By the way, the splash panel is a fakeout. In the cartoon, the pig doesn’t win the presidency. Adolf Hitler does — seems he didn’t die in that bunker after all, having taken it on the lam after first getting his skull and teeth surgically removed to mislead his enemies.

And, after an extended rant against — well, pretty much everything and everyone, promising the convention “a strong, decisive leader who can bring back law and order and restore the nation’s dignity in the eyes of the world … purge the population of misfits, get our armed forces into shape and declare war on everybody who won’t toe the line!” — the new dictator of the USA orders an invasion of Mexico “on the pretext that the Mexicans had been secretly invading the United States for years.”

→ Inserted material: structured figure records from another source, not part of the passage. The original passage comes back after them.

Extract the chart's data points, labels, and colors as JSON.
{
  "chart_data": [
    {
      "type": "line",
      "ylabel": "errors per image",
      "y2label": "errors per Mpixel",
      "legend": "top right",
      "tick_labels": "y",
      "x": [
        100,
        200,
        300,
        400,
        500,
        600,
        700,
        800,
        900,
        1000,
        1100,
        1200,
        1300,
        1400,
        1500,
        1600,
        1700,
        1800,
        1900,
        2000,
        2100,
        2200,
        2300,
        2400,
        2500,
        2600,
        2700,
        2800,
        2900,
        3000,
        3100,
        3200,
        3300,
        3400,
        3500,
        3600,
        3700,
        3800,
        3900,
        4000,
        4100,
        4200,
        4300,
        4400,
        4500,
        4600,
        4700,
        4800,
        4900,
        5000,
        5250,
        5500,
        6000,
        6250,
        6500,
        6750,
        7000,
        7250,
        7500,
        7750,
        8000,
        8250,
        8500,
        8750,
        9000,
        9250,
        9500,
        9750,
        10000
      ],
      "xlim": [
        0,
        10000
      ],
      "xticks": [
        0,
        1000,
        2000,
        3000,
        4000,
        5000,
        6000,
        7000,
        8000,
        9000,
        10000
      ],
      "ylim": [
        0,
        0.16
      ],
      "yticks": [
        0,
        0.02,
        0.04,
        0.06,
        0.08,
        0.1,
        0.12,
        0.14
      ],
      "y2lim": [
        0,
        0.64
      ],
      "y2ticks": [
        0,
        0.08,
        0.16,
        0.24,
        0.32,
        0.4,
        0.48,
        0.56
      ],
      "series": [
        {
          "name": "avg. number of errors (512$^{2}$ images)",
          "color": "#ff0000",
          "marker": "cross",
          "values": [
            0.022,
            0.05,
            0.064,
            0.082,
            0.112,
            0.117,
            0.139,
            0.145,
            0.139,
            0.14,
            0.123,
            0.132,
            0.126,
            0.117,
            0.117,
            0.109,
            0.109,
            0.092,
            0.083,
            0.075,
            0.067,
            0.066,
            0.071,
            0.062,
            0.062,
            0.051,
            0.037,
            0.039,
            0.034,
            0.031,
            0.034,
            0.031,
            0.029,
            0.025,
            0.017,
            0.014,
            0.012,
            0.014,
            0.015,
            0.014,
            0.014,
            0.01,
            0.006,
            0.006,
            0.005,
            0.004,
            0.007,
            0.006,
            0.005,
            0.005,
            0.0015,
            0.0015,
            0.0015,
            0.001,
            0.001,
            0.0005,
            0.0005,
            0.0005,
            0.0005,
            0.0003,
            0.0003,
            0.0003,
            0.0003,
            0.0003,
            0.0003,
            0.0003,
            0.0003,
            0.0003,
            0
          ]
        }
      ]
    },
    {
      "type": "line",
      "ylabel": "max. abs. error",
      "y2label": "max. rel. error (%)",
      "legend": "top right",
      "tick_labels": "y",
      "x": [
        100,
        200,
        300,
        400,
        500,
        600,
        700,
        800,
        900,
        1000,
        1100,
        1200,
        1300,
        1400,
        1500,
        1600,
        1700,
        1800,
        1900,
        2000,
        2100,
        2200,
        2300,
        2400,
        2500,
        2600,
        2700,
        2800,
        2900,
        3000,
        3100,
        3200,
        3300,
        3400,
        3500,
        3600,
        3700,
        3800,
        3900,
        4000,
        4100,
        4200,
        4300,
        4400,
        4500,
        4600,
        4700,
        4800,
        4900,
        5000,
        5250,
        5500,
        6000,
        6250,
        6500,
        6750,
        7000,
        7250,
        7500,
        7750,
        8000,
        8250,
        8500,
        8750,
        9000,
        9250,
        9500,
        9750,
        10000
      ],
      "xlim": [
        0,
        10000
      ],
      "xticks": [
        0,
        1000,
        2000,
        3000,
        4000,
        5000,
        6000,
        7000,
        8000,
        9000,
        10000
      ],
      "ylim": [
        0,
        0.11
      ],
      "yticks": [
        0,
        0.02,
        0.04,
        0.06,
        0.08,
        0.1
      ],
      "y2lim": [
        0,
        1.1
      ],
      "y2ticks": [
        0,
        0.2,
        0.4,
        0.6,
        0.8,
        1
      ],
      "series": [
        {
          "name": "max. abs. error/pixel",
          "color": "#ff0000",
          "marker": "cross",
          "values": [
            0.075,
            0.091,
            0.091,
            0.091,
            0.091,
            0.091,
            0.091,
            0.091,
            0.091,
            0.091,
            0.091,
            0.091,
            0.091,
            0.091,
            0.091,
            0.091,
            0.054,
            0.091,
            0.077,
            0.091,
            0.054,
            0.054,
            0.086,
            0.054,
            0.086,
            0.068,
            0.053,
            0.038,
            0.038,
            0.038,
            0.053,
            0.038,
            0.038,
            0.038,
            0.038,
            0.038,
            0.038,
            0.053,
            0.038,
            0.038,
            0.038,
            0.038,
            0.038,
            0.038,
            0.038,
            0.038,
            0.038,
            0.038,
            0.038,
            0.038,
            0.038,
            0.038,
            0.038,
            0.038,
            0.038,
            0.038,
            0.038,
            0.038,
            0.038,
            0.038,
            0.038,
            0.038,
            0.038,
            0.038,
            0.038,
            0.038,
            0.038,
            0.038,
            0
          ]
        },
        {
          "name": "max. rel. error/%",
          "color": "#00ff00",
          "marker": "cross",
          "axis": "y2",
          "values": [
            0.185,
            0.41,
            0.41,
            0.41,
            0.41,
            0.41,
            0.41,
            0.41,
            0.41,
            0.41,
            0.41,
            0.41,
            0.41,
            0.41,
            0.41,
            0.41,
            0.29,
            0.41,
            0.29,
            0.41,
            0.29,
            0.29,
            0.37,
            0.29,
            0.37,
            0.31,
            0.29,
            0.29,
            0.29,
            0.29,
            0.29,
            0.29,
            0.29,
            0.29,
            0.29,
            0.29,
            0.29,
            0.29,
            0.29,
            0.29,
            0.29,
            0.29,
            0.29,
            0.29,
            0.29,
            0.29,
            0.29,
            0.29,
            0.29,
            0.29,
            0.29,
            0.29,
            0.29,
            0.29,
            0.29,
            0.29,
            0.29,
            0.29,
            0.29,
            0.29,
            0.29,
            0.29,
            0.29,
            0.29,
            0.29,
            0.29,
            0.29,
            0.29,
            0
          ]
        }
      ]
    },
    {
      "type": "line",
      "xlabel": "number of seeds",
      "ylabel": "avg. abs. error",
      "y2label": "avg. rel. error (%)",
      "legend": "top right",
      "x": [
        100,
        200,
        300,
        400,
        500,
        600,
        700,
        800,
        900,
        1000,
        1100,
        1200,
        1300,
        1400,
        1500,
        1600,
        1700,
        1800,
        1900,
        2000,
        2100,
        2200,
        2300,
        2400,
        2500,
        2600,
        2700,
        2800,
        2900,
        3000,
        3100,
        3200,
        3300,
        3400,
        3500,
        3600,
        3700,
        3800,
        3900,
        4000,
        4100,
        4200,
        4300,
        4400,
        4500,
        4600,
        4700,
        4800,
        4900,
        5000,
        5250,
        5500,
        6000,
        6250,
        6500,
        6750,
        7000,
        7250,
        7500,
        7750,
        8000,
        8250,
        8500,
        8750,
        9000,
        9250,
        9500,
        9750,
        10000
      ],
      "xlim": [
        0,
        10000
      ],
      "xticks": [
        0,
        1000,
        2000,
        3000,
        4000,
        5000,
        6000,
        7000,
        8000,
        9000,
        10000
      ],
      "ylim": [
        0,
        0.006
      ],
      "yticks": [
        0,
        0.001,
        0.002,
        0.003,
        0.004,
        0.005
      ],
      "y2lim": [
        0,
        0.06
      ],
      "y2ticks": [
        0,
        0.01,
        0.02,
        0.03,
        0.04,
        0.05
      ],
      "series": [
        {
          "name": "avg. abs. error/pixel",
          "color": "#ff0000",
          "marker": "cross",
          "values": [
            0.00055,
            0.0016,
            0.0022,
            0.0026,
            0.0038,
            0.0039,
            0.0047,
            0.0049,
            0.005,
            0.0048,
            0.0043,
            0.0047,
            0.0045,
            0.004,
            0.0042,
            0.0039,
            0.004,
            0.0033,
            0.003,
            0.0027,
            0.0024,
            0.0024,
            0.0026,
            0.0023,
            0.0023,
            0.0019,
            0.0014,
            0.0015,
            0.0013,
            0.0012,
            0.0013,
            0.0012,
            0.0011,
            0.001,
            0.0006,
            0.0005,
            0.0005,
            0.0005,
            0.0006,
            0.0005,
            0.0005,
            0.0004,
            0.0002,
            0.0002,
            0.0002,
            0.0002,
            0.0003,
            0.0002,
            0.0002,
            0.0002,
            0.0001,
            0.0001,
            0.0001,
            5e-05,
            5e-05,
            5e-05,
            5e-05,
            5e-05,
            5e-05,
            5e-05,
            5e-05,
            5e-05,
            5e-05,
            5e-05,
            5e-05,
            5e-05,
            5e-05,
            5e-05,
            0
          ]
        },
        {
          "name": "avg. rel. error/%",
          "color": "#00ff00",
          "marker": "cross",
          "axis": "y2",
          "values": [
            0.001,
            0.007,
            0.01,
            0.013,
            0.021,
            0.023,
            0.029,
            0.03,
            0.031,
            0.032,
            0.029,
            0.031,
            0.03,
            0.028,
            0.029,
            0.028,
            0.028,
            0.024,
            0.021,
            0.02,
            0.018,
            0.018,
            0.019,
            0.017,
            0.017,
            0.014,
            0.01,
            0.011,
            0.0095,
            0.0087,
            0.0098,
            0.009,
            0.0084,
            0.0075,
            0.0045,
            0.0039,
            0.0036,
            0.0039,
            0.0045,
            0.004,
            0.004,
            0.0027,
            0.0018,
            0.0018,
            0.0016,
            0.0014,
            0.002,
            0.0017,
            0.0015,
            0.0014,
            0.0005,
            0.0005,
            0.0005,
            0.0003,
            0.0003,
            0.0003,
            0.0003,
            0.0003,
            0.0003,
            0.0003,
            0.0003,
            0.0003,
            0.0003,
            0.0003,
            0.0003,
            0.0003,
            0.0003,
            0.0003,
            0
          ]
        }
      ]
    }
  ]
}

Any of this sounding familiar to you?

Editor’s note: The headline comes from (of course) Hunter S. Thompson, who in “The Great Shark Hunt” rewrote that old saw, “You can’t wallow with the pigs at night and then soar with the eagles in the morning,” which came up in a half-remembered conversation at a Colorado bar in which a construction worker told a bartender why he shouldn’t have another drink.

Wrote HST:

No, I thought, that geek in Colorado had it all wrong. The real problem is how to wallow with the eagles at night and then soar with the pigs in the morning.